D’après l’étude publiée par Maurice Kufferath dans le Guide musical,1 nous avons essayé de donner une idée du drame d’Oscar Wilde et du livret dont s’est inspiré Richard Strauss*. Si subtile qu’en soit la donnée décadente et malsaine, il est beaucoup plus difficile d’analyser avec quelque précision la partition de Richard Strauss, une partition où la tonalité se dérobe à chaque mesure, il s’en faut de bien peu, une partition où les raffinements harmoniques, brochant sur les complications de rythme et sur l’acuité des timbres, donnent l’idée d’une sorte d’hyperesthétique compliquée d’hyperesthésie. Mais si étrange au premier abord que soit le parti-pris adopté par le compositeur, le plan de sa partition dérive rationnellement du thème passionnel qui se développe dans le texte et de la morbidité psychophysique que le poète s’est complu à fouiller.

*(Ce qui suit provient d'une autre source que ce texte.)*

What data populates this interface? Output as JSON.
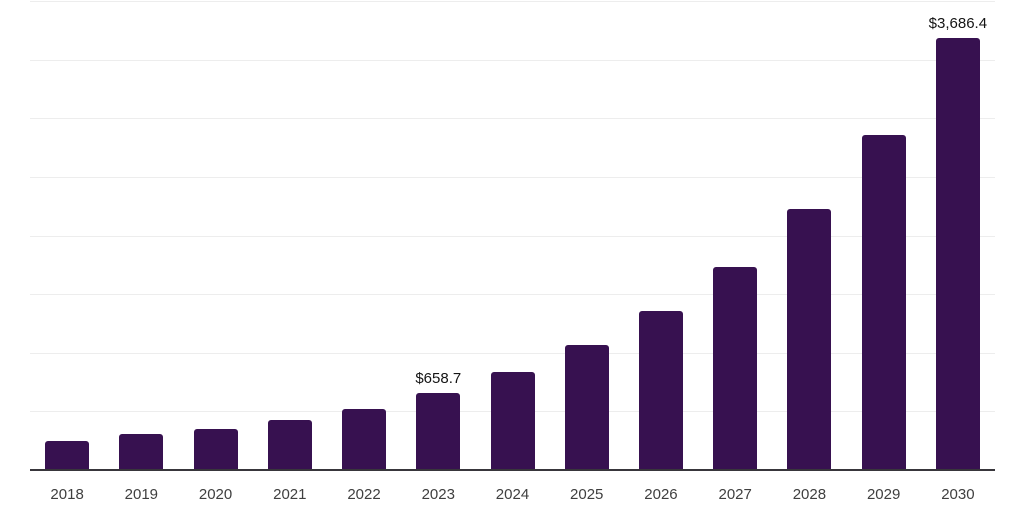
{
  "chart_data": {
    "type": "bar",
    "title": "",
    "xlabel": "",
    "ylabel": "",
    "categories": [
      "2018",
      "2019",
      "2020",
      "2021",
      "2022",
      "2023",
      "2024",
      "2025",
      "2026",
      "2027",
      "2028",
      "2029",
      "2030"
    ],
    "values": [
      247,
      307,
      350,
      426,
      520,
      658.7,
      836,
      1066,
      1356,
      1731,
      2226,
      2857,
      3686.4
    ],
    "data_labels": [
      {
        "category": "2023",
        "text": "$658.7"
      },
      {
        "category": "2030",
        "text": "$3,686.4"
      }
    ],
    "ylim": [
      0,
      4000
    ],
    "gridline_step": 500,
    "grid": true,
    "legend": false,
    "colors": {
      "bar": "#371150",
      "axis": "#38363b",
      "gridline": "#ededed",
      "tick_label": "#3f3f3f",
      "data_label": "#141414",
      "background": "#ffffff"
    }
  }
}
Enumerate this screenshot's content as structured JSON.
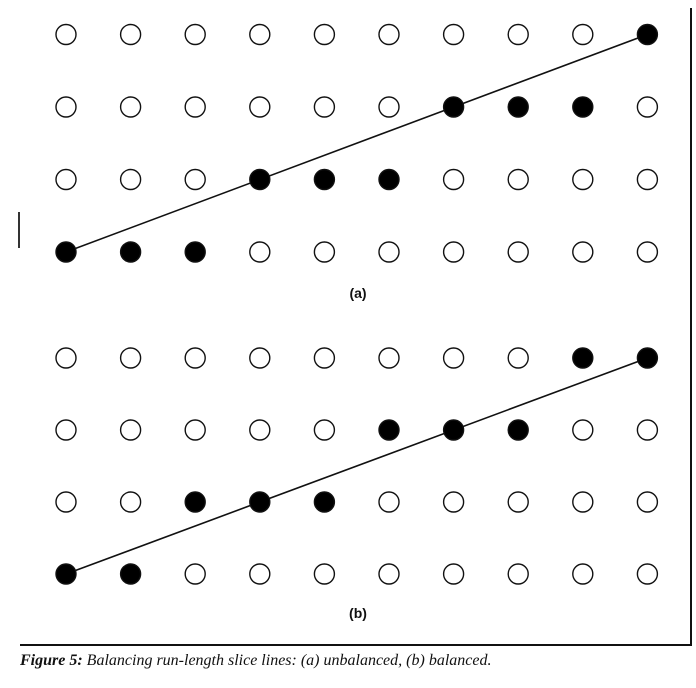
{
  "panels": [
    {
      "label": "(a)",
      "columns": 10,
      "rows": 4,
      "filled": [
        {
          "col": 0,
          "row": 0
        },
        {
          "col": 1,
          "row": 0
        },
        {
          "col": 2,
          "row": 0
        },
        {
          "col": 3,
          "row": 1
        },
        {
          "col": 4,
          "row": 1
        },
        {
          "col": 5,
          "row": 1
        },
        {
          "col": 6,
          "row": 2
        },
        {
          "col": 7,
          "row": 2
        },
        {
          "col": 8,
          "row": 2
        },
        {
          "col": 9,
          "row": 3
        }
      ],
      "line": {
        "from": {
          "col": 0,
          "row": 0
        },
        "to": {
          "col": 9,
          "row": 3
        }
      }
    },
    {
      "label": "(b)",
      "columns": 10,
      "rows": 4,
      "filled": [
        {
          "col": 0,
          "row": 0
        },
        {
          "col": 1,
          "row": 0
        },
        {
          "col": 2,
          "row": 1
        },
        {
          "col": 3,
          "row": 1
        },
        {
          "col": 4,
          "row": 1
        },
        {
          "col": 5,
          "row": 2
        },
        {
          "col": 6,
          "row": 2
        },
        {
          "col": 7,
          "row": 2
        },
        {
          "col": 8,
          "row": 3
        },
        {
          "col": 9,
          "row": 3
        }
      ],
      "line": {
        "from": {
          "col": 0,
          "row": 0
        },
        "to": {
          "col": 9,
          "row": 3
        }
      }
    }
  ],
  "caption": {
    "figure_label": "Figure 5:",
    "text": "Balancing run-length slice lines: (a) unbalanced, (b) balanced."
  }
}
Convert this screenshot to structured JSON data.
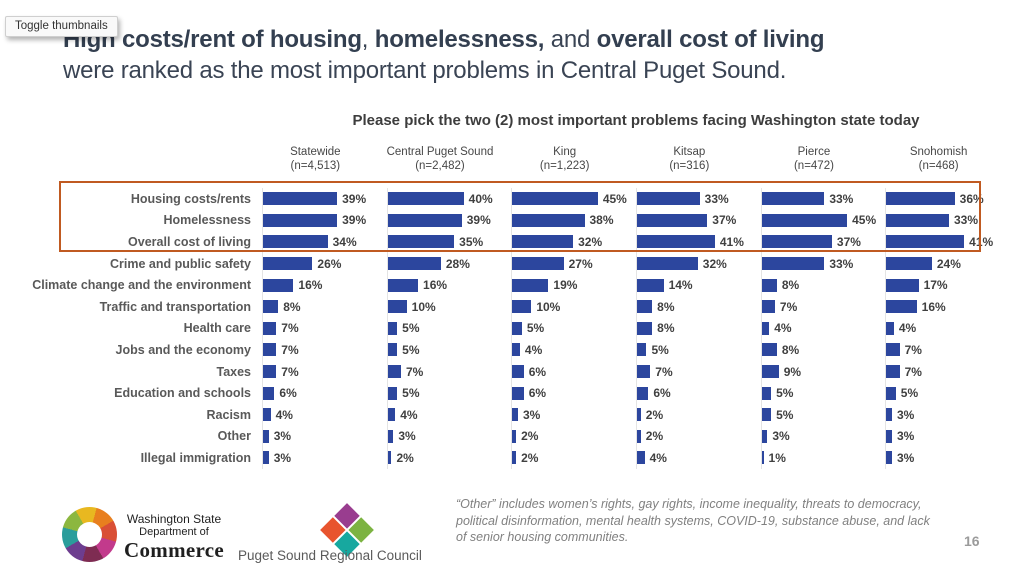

Que ce poète qu’on grandit à plaisir ait cherché une sorte de volupté dans l’analyse d’un cas historique peut-être, hystérique assurément, et par lui choisi parce qu’il y découvrait quelque chose de lui-même, c’est tout simple, parce que très ressemblant, encore que cela déroute quelque peu les naïfs qui ne sont pas du bâtiment. De sa prédilection singulière pour les déviations, voire les inversions, de la passion amoureuse, il a donné des preuves encore plus sensibles dans sa vie, cet auteur dont M. Georges Eekhoud** cite cet aphorisme tragique : « On ne paie jamais trop cher une sensation. »2 Le fait est que, s’il en collectionne d’étranges, il les a largement et rudement payées. Paix à sa cendre !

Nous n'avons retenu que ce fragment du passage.